La qualité des Les Reptiliens Face à cette diversité d'interprétations, il s'agit de montrer en détail comment les voisins de l'auteur articulent ces idées avec les données scientifiques sur le virus et la réalité sociopolitique mondiale, qui deviennent des explications valables pour donner un sens à la réalité critique de la pandémie. Lerma fournit ainsi un précieux témoignage ethnographique local sur les "théoriciens de la conspiration" itinérants à l'échelle mondiale. Quoi qu'il en soit, Les Reptiliens fournit également des exemples d'autres registres culturels et religieux et de la manière dont ils ont réagi à la pandémie. Il s'agit notamment de la pastorale catholique de libération et de certaines formes religieuses dans les localités indigènes du Chiapas, des éléments qui donnent au livre un corpus de croyances qu'il convient de considérer de manière liée, en reliant des sphères sociales qui ne sont pas très évidentes.

Enfin, le récit de l'auteur se termine en juin 2020, lorsque la "nouvelle normalité" a été annoncée au Mexique, un moment qui, s'il n'a pas signifié la fin de la pandémie, a au moins commencé à construire socialement des solutions au virus, comme l'assouplissement des mesures d'isolement ou l'annonce d'un vaccin contre le covid-19. Dans l'ensemble, l'ethnographie de Lerma est donc une excellente fenêtre sur l'intimité d'un des événements les plus importants de l'époque récente, un événement que nous commençons à peine à étudier et à comprendre.

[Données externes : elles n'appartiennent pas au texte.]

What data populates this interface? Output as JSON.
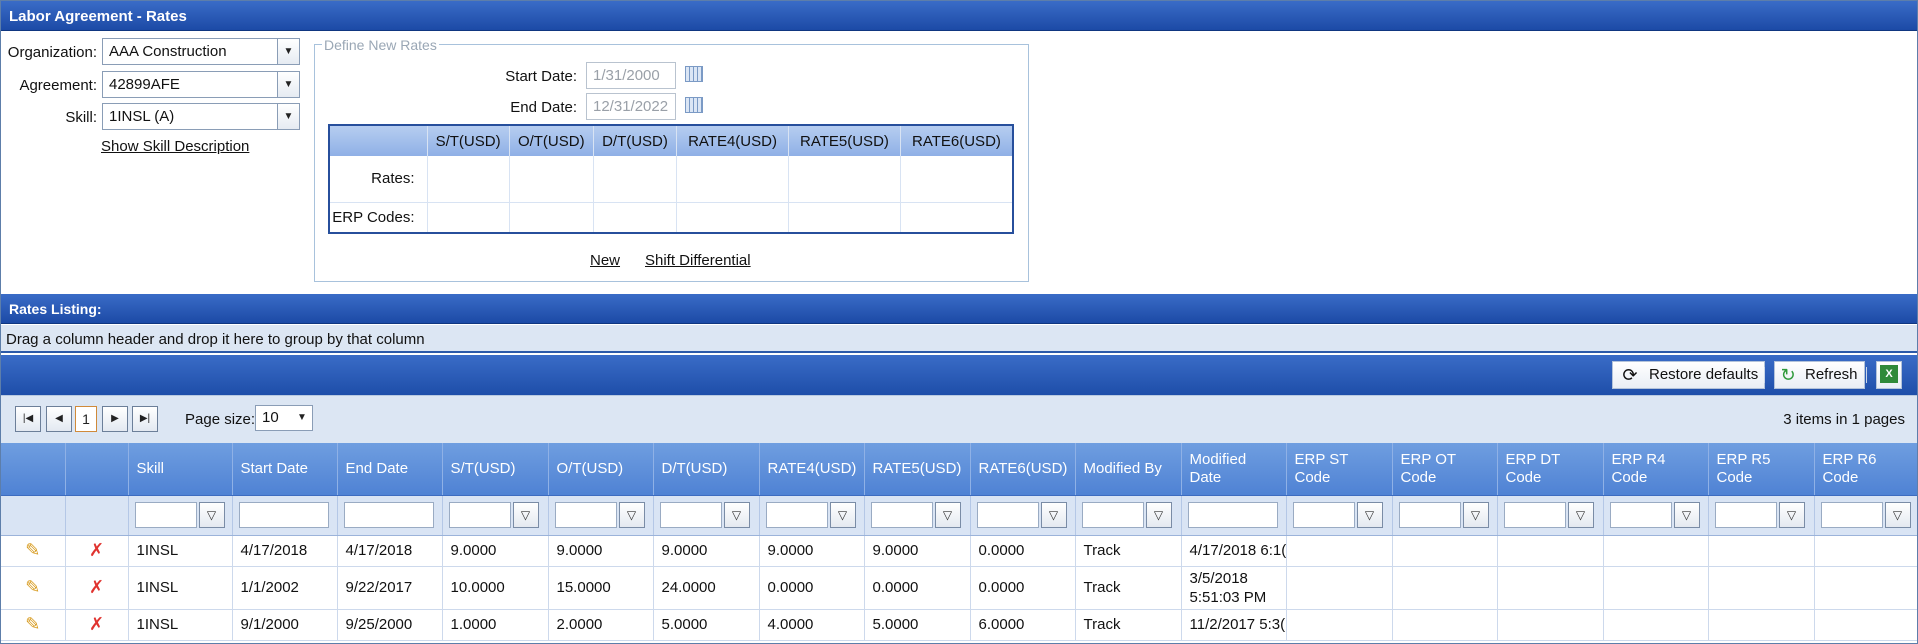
{
  "window": {
    "title": "Labor Agreement - Rates"
  },
  "form": {
    "organization": {
      "label": "Organization:",
      "value": "AAA Construction"
    },
    "agreement": {
      "label": "Agreement:",
      "value": "42899AFE"
    },
    "skill": {
      "label": "Skill:",
      "value": "1INSL (A)"
    },
    "show_skill_description": "Show Skill Description"
  },
  "define_rates": {
    "legend": "Define New Rates",
    "start_date": {
      "label": "Start Date:",
      "value": "1/31/2000"
    },
    "end_date": {
      "label": "End Date:",
      "value": "12/31/2022"
    },
    "columns": [
      "S/T(USD)",
      "O/T(USD)",
      "D/T(USD)",
      "RATE4(USD)",
      "RATE5(USD)",
      "RATE6(USD)"
    ],
    "row_labels": [
      "Rates:",
      "ERP Codes:"
    ],
    "new_link": "New",
    "shift_link": "Shift Differential"
  },
  "listing": {
    "title": "Rates Listing:",
    "group_hint": "Drag a column header and drop it here to group by that column",
    "restore_defaults": "Restore defaults",
    "refresh": "Refresh",
    "page_size_label": "Page size:",
    "page_size": "10",
    "current_page": "1",
    "items_summary": "3 items in 1 pages",
    "columns": [
      "Skill",
      "Start Date",
      "End Date",
      "S/T(USD)",
      "O/T(USD)",
      "D/T(USD)",
      "RATE4(USD)",
      "RATE5(USD)",
      "RATE6(USD)",
      "Modified By",
      "Modified Date",
      "ERP ST Code",
      "ERP OT Code",
      "ERP DT Code",
      "ERP R4 Code",
      "ERP R5 Code",
      "ERP R6 Code"
    ],
    "rows": [
      [
        "1INSL",
        "4/17/2018",
        "4/17/2018",
        "9.0000",
        "9.0000",
        "9.0000",
        "9.0000",
        "9.0000",
        "0.0000",
        "Track",
        "4/17/2018 6:1(",
        "",
        "",
        "",
        "",
        "",
        ""
      ],
      [
        "1INSL",
        "1/1/2002",
        "9/22/2017",
        "10.0000",
        "15.0000",
        "24.0000",
        "0.0000",
        "0.0000",
        "0.0000",
        "Track",
        "3/5/2018 5:51:03 PM",
        "",
        "",
        "",
        "",
        "",
        ""
      ],
      [
        "1INSL",
        "9/1/2000",
        "9/25/2000",
        "1.0000",
        "2.0000",
        "5.0000",
        "4.0000",
        "5.0000",
        "6.0000",
        "Track",
        "11/2/2017 5:3(",
        "",
        "",
        "",
        "",
        "",
        ""
      ]
    ]
  },
  "icons": {
    "edit": "pencil-icon",
    "delete": "delete-x-icon",
    "filter": "filter-icon",
    "refresh": "refresh-icon",
    "restore": "restore-icon",
    "export": "excel-export-icon",
    "calendar": "calendar-icon"
  }
}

Alejandro Rodríguez López est sociologue à l'Université autonome du Chiapas (unach). Maîtrise et doctorat en anthropologie de l'Université nationale autonome du Mexique (unam). Il a effectué des séjours de recherche au département d'anthropologie de l'université Complutense de Madrid, au centre de recherche interdisciplinaire en sciences et humanités de l'université de Madrid et au centre de recherche interdisciplinaire en sciences et humanités de l'université Complutense de Madrid. unamà la Faculté des Sciences Politiques et Sociales de l'Université d'Amsterdam. unamet à la faculté des sciences politiques et sociales de l'université autonome de l'État de Mexico. Pendant ses études doctorales, le Fideicomiso Teixidor et l'Instituto de Investigaciones Históricas de la Universidad Autónoma de Estado de México, ainsi que le Fideicomiso Teixidor. unam a reçu une bourse pour l'étude des crises sanitaires pour le projet "Typhus, morbidité et religiosité hétérodoxe dans la tutelle franciscaine d'Almolonga, Guatemala. Siglo xvii". Il est l'auteur du livre Sujets liquides et plaisirs dans l'obscurité : expériences homoérotiques dans le cinéma pornographique de Tuxtla Gutiérrezun texte issu de son mémoire de licence et publié en 2017 par l'association unach. Ses recherches portent sur l'analyse historique et ethnographique du christianisme en Amérique latine dans une perspective globale, non eurocentrique et postcoloniale.